Enough Said tells the story of how we got from the language of FDR and Churchill to that of Donald Trump. It examines the public language we’ve been left with: compressed, immediate, sometimes brilliantly impactful, but robbed of most of its explanatory power.
..this insightful book is focused less on Trump himself than on the conditions that sustain him — and on what, if anything, can be done to reverse them ... Enough Said displays many of the qualities that it identifies as lacking in our civic discourse. It is thoughtful, nuanced and wise; it considers opposing views; it takes ample note of history and is unafraid of complexity. To read this book is to feel there is cause, however tenuous, for hope.
Thompson usually advances his case in cool, nuanced and forensic prose, but he is a blistering flame-thrower about the consequences of the digital revolution ... He also gives a kicking to newspapers and conventional broadcasters who, scared of looking backward and hungry for free content, give further amplification to the howlround ... Then he rescues himself from despair by reminding himself that public language has come back to life before, even as the last rites were being read over it. There’s hope for reasoned persuasion yet.
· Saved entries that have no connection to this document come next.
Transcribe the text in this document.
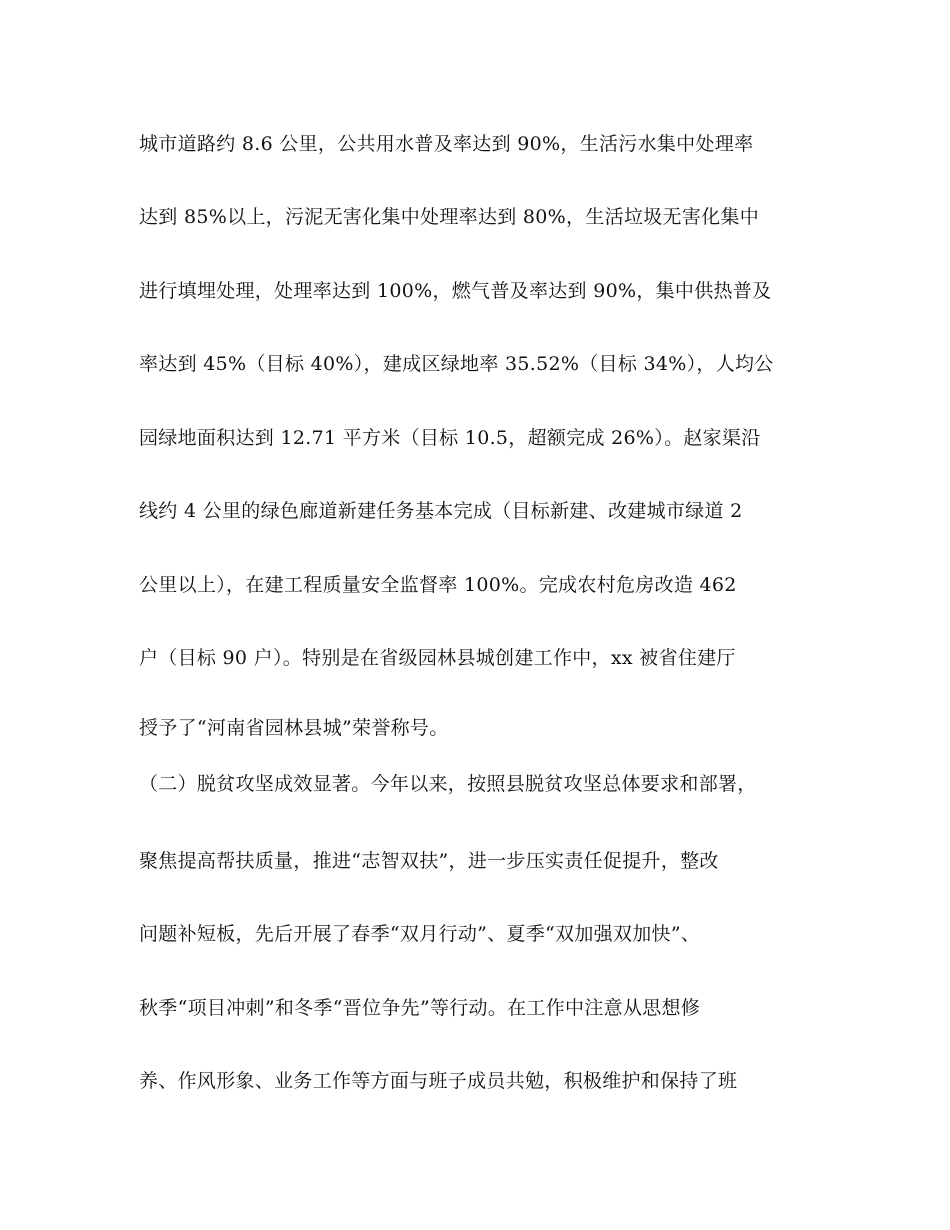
城市道路约 8.6 公里，公共用水普及率达到 90%，生活污水集中处理率
达到 85%以上，污泥无害化集中处理率达到 80%，生活垃圾无害化集中
进行填埋处理，处理率达到 100%，燃气普及率达到 90%，集中供热普及
率达到 45%（目标 40%），建成区绿地率 35.52%（目标 34%），人均公
园绿地面积达到 12.71 平方米（目标 10.5，超额完成 26%）。赵家渠沿
线约 4 公里的绿色廊道新建任务基本完成（目标新建、改建城市绿道 2
公里以上），在建工程质量安全监督率 100%。完成农村危房改造 462
户（目标 90 户）。特别是在省级园林县城创建工作中，xx 被省住建厅
授予了“河南省园林县城”荣誉称号。
（二）脱贫攻坚成效显著。今年以来，按照县脱贫攻坚总体要求和部署，
聚焦提高帮扶质量，推进“志智双扶”，进一步压实责任促提升，整改
问题补短板，先后开展了春季“双月行动”、夏季“双加强双加快”、
秋季“项目冲刺”和冬季“晋位争先”等行动。在工作中注意从思想修
养、作风形象、业务工作等方面与班子成员共勉，积极维护和保持了班
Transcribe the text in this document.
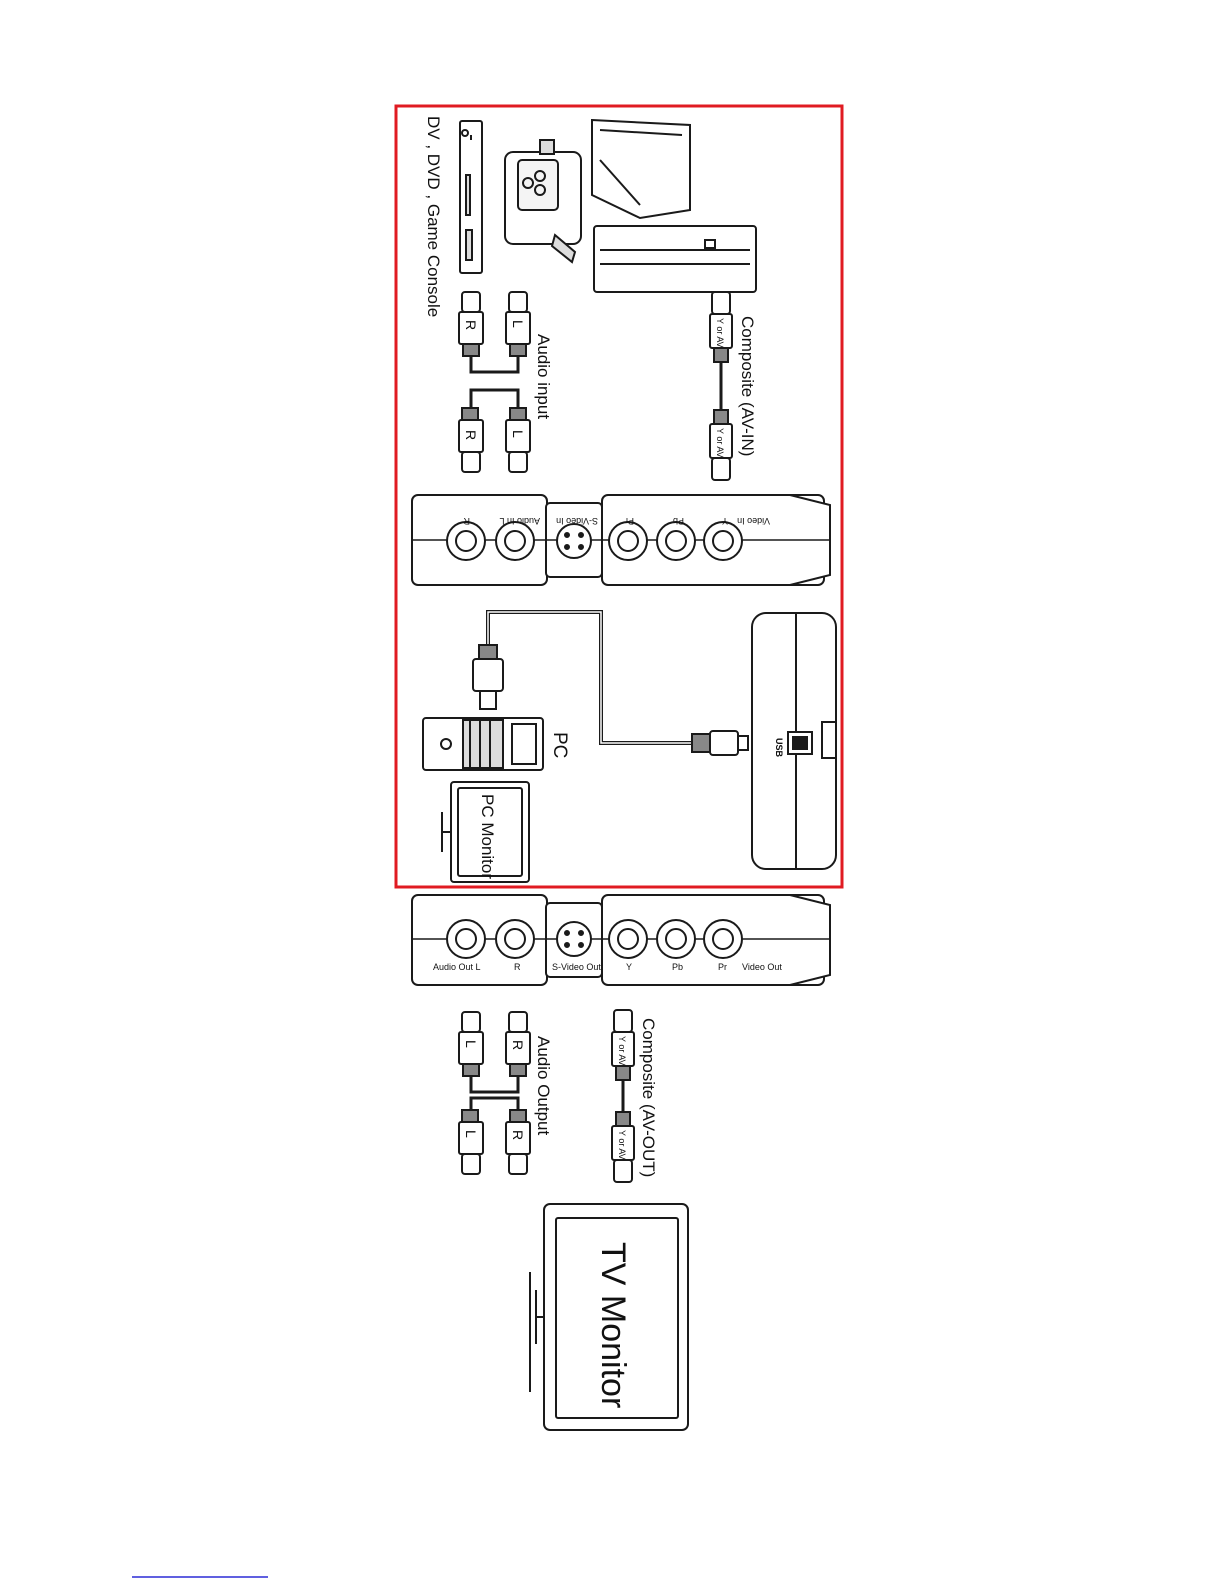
DV , DVD , Game Console
Y or AV
Y or AV Composite (AV-IN)
R L
R L
Audio input
Video In
Y
Pb
Pr
S-Video In
Audio In L
R
USB
PC
PC Monitor
Audio Out L	R	S-Video Out	Y	Pb	Pr Video Out
L R
L R Audio Output	Y or AV
Y or AV Composite (AV-OUT)
TV Monitor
I don’t think this book will change the continuing debates about 'bias' and 'objectivity,' the separation of the public into distinct fact universes, the disappearing boundary between entertainment and civic life, the imperiled concept of 'truth' or the other important topics it addresses. But it offers many instructive allusions, useful judgments and important refinements on these themes — and provides reassurance by its mere existence that someone in the author’s position is grappling so earnestly with such questions.